As regular CFZ-watchers will know, for some time Corinna has been doing a column for Animals & Men and a regular segment on On The Track... particularly about out-of-place birds and rare vagrants. There seem to be more and more bird stories from all over the world hitting the news these days so, to make room for them all - and to give them all equal and worthy coverage - she has set up this new blog to cover all things feathery and Fortean.

Friday 30 June 2017

An Afghan bird refuge comes back to life after decades of neglect

By PAMELA CONSTABLE | The Washington Post | Published: June 25, 2017

KABUL, Afghanistan — Just south of the Afghan capital, on a busy road lined with car repair shops, goat corrals and garbage pits, a narrow lane opens unexpectedly onto a small natural wonder — a picturesque, nearly hidden marsh that is known only to a few Afghans and inhabited only by migratory birds and several families of wild dogs.
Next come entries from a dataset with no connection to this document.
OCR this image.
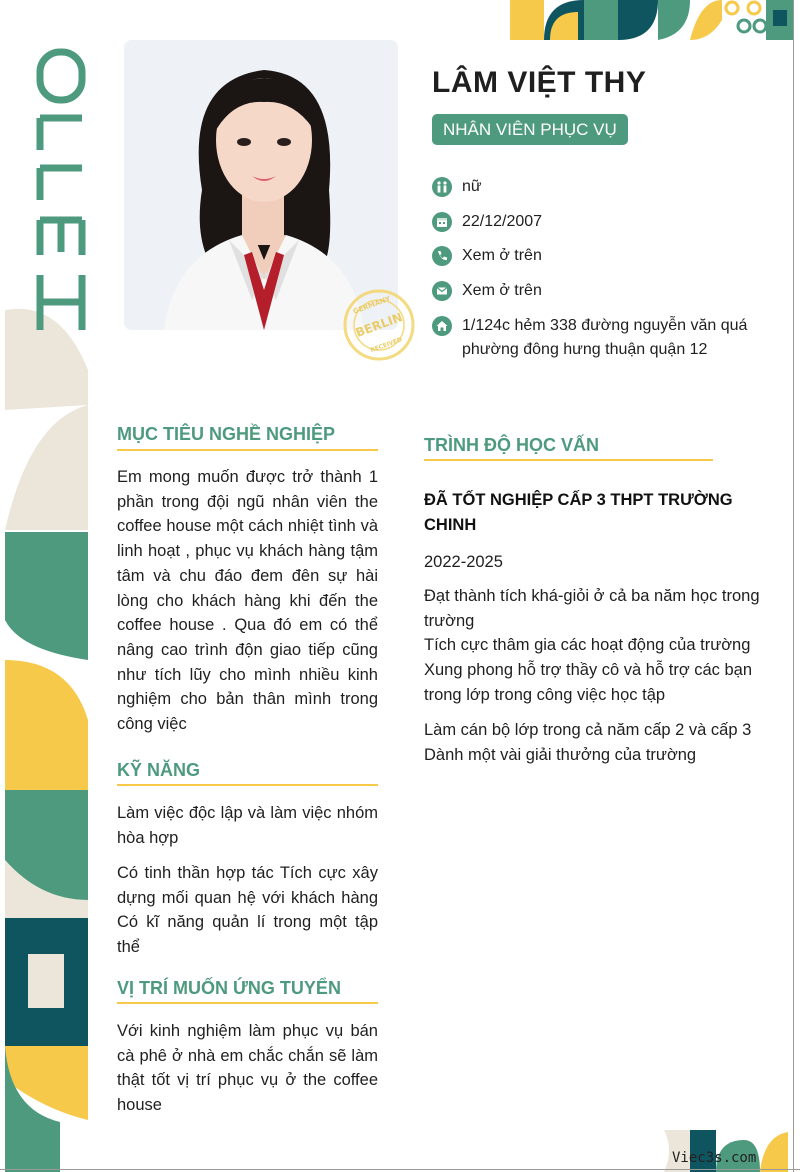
GERMANY
BERLIN
RECEIVED
LÂM VIỆT THY
NHÂN VIÊN PHỤC VỤ
nữ
22/12/2007
Xem ở trên
Xem ở trên
1/124c hẻm 338 đường nguyễn văn quá phường đông hưng thuận quận 12
MỤC TIÊU NGHỀ NGHIỆP
Em mong muốn được trở thành 1 phần trong đội ngũ nhân viên the coffee house một cách nhiệt tình và linh hoạt , phục vụ khách hàng tậm tâm và chu đáo đem đên sự hài lòng cho khách hàng khi đến the coffee house . Qua đó em có thể nâng cao trình độn giao tiếp cũng như tích lũy cho mình nhiều kinh nghiệm cho bản thân mình trong công việc
KỸ NĂNG
Làm việc độc lập và làm việc nhóm hòa hợp
Có tinh thần hợp tác Tích cực xây dựng mối quan hệ với khách hàng Có kĩ năng quản lí trong một tập thể
VỊ TRÍ MUỐN ỨNG TUYỂN
Với kinh nghiệm làm phục vụ bán cà phê ở nhà em chắc chắn sẽ làm thật tốt vị trí phục vụ ở the coffee house
TRÌNH ĐỘ HỌC VẤN
ĐÃ TỐT NGHIỆP CẤP 3 THPT TRƯỜNG CHINH
2022-2025
Đạt thành tích khá-giỏi ở cả ba năm học trong trường
Tích cực thâm gia các hoạt động của trường
Xung phong hỗ trợ thầy cô và hỗ trợ các bạn trong lớp trong công việc học tập
Làm cán bộ lớp trong cả năm cấp 2 và cấp 3
Dành một vài giải thưởng của trường
Viec3s.com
The 470-acre site, known as Kol-e-Hashmat Khan, is one of the rare recognized wetland areas in central Afghanistan. Once it drew wealthy sightseers and royal hunting parties, but during four decades of war and turmoil it lay abandoned and neglected. The water filled with sludge, unauthorized settlements sprang up around the edges, and fewer birds stopped to rest or breed in the desiccated marsh.

Now, an ambitious effort to clean up and restore the site, launched several years ago by the Afghan government and local civic groups with support from the U.N. Environmental Program, is starting to bear fruit. Water from the nearby Logar River has been diverted with sandbags, and new reed growth has attracted an increasing number and variety of birds.